Lorsqu’on a fait d’une période de notre histoire et de notre littérature un objet privilégié et presque exclusif d’étude, que les années, loin d’émousser ce goût, l’ont sans cesse confirmé, comment ne pas supposer qu’une profonde affinité y appelait ? Je ne crois pas que le seul hasard, ou des convenances et des calculs de carrière suffisent à expliquer un certain degré d’attachement et de passion. Hasards et calculs ne sont alors que des occasions qui révèlent ou favorisent cette vérité de nous-même qui veut s’exprimer, cette délectation prévenante qui nous porte à aimer.

C’est pourquoi j’ai longtemps caressé l’idée d’un recueil de récits de vocation, où des dix-huitiémistes expliqueraient comment ils le sont devenus. Le présent ouvrage accomplit et dépasse ce vœu.

Dans une conférence prononcée au Xe Congrès des Lumières à Dublin, j’affirmais ma croyance à une vocation de dix-huitiémiste, je revendiquais le droit de mythifier et le siècle et la relation qui m’unit à lui. Je supposais que la forêt de Compiègne, ses chemins, ses carrefours, tels que le XVIIIe siècle les avait presque intégralement dessinés et nommés, étaient le lieu poétique de ma rencontre avec lui. Ce n’était là que l’aimable fiction d’un possible. J’ai d’autres hypothèses, ou d’autres certitudes.

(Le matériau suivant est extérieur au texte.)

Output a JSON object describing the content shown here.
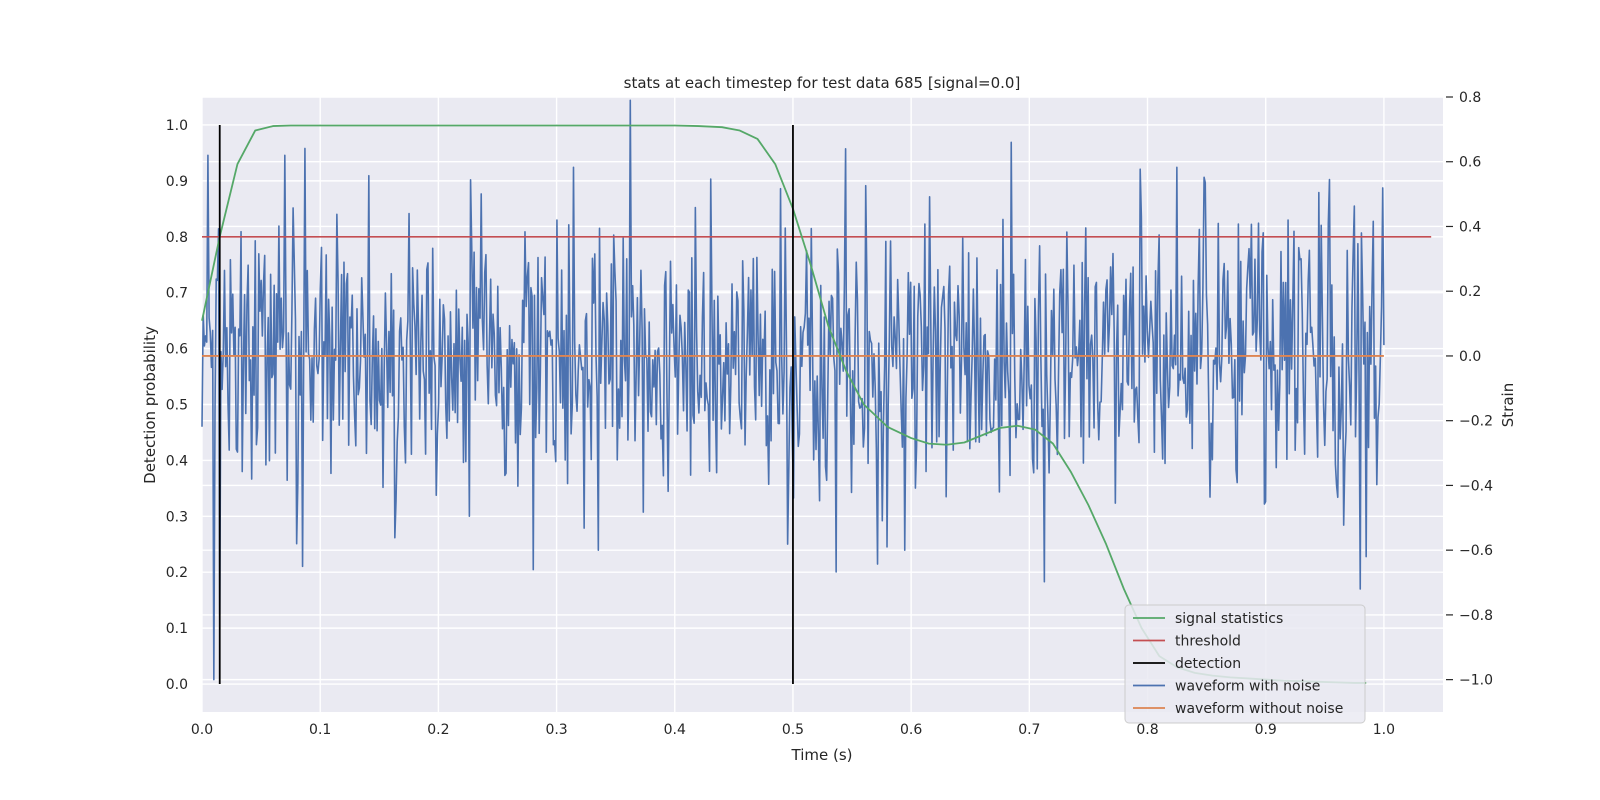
{
  "chart_data": {
    "type": "line",
    "title": "stats at each timestep for test data 685 [signal=0.0]",
    "xlabel": "Time (s)",
    "ylabel": "Detection probability",
    "y2label": "Strain",
    "xlim": [
      0.0,
      1.05
    ],
    "ylim": [
      -0.05,
      1.05
    ],
    "y2lim": [
      -1.1,
      0.8
    ],
    "xticks": [
      "0.0",
      "0.1",
      "0.2",
      "0.3",
      "0.4",
      "0.5",
      "0.6",
      "0.7",
      "0.8",
      "0.9",
      "1.0"
    ],
    "yticks": [
      "0.0",
      "0.1",
      "0.2",
      "0.3",
      "0.4",
      "0.5",
      "0.6",
      "0.7",
      "0.8",
      "0.9",
      "1.0"
    ],
    "y2ticks": [
      "−1.0",
      "−0.8",
      "−0.6",
      "−0.4",
      "−0.2",
      "0.0",
      "0.2",
      "0.4",
      "0.6",
      "0.8"
    ],
    "legend_position": "lower-right",
    "series": [
      {
        "name": "signal statistics",
        "color": "#55a868",
        "axis": "left",
        "x": [
          0.0,
          0.015,
          0.03,
          0.045,
          0.06,
          0.075,
          0.1,
          0.15,
          0.2,
          0.25,
          0.3,
          0.35,
          0.4,
          0.42,
          0.44,
          0.455,
          0.47,
          0.485,
          0.5,
          0.515,
          0.53,
          0.545,
          0.56,
          0.58,
          0.6,
          0.615,
          0.63,
          0.645,
          0.66,
          0.675,
          0.69,
          0.705,
          0.72,
          0.735,
          0.75,
          0.765,
          0.78,
          0.795,
          0.81,
          0.825,
          0.84,
          0.855,
          0.87,
          0.885,
          0.9,
          0.915,
          0.93,
          0.945,
          0.96,
          0.975,
          0.985
        ],
        "values": [
          0.65,
          0.8,
          0.93,
          0.99,
          0.998,
          0.999,
          0.999,
          0.999,
          0.999,
          0.999,
          0.999,
          0.999,
          0.999,
          0.998,
          0.996,
          0.99,
          0.975,
          0.93,
          0.85,
          0.75,
          0.64,
          0.56,
          0.5,
          0.46,
          0.44,
          0.43,
          0.428,
          0.432,
          0.445,
          0.458,
          0.462,
          0.455,
          0.43,
          0.38,
          0.32,
          0.25,
          0.17,
          0.1,
          0.05,
          0.03,
          0.02,
          0.015,
          0.012,
          0.01,
          0.008,
          0.006,
          0.005,
          0.004,
          0.003,
          0.002,
          0.002
        ]
      },
      {
        "name": "threshold",
        "color": "#c44e52",
        "axis": "left",
        "x": [
          0.0,
          1.04
        ],
        "values": [
          0.8,
          0.8
        ]
      },
      {
        "name": "detection",
        "color": "#000000",
        "axis": "left",
        "x": [
          0.015,
          0.5
        ],
        "values": [
          1.0,
          1.0
        ],
        "style": "vertical-lines-from-0"
      },
      {
        "name": "waveform with noise",
        "color": "#4c72b0",
        "axis": "right",
        "sample_count": 1000,
        "x_range": [
          0.0,
          1.0
        ],
        "noise_std": 0.22,
        "seed": 685,
        "peaks": [
          [
            0.005,
            0.62
          ],
          [
            0.01,
            -1.0
          ],
          [
            0.015,
            -0.8
          ],
          [
            0.062,
            -0.3
          ],
          [
            0.07,
            0.62
          ],
          [
            0.08,
            -0.58
          ],
          [
            0.085,
            -0.65
          ],
          [
            0.28,
            -0.66
          ],
          [
            0.335,
            -0.6
          ],
          [
            0.362,
            0.79
          ],
          [
            0.545,
            0.64
          ],
          [
            0.58,
            -0.59
          ],
          [
            0.595,
            -0.6
          ],
          [
            0.685,
            0.66
          ],
          [
            0.675,
            -0.42
          ],
          [
            0.9,
            -0.45
          ],
          [
            0.96,
            -0.4
          ],
          [
            0.98,
            -0.72
          ],
          [
            0.985,
            -0.62
          ]
        ]
      },
      {
        "name": "waveform without noise",
        "color": "#dd8452",
        "axis": "right",
        "x": [
          0.0,
          1.0
        ],
        "values": [
          0.0,
          0.0
        ]
      }
    ]
  }
}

Dans l’institution religieuse de Compiègne où j’ai fait toutes mes études secondaires, et dont le héros éponyme était Guynemer, mon professeur de français en classe de première était un prêtre [1], homme de foi, éclairé et très cultivé qui vouait une admiration toute particulière à Marivaux, et consacrait à l’étude du XVIIIe siècle une importante partie de l’année. Je pense que c’est là que j’ai appris à aimer Voltaire, tant il est vrai qu’il est une « figure de l’histoire de l’Église » [2], comme beaucoup l’ont compris.

Je crois pourtant connaître le moment qui a décidé de tout. Je pouvais alors avoir dix-huit ans, j’aimais lire en me promenant, soit dans la forêt de Compiègne, soit dans le parc du château, surtout lorsque je rentrais de dures périodes de travail dans une khâgne parisienne. C’est ainsi, par une matinée d’hiver claire et froide, dans l’allée de tilleuls qui borde le petit parc vers la ville, que j’ai ouvert et lu avec transport les Pensées de Montesquieu dans l’édition partielle qu’en a donnée Bernard Grasset sous le titre de Cahiers. J’éprouvais un inconcevable bonheur à me pénétrer de ces fragments qui me paraissaient dire des vérités d’une simplicité et d’une évidence admirables, mais non sans quelque ombre, quelque mystère, quelque réticence dans leur brièveté. Maintenant encore, je ne peux lire, par exemple, « chaque homme est proprement une suite d’idées qu’on ne peut pas interrompre », sans en recevoir la même impression.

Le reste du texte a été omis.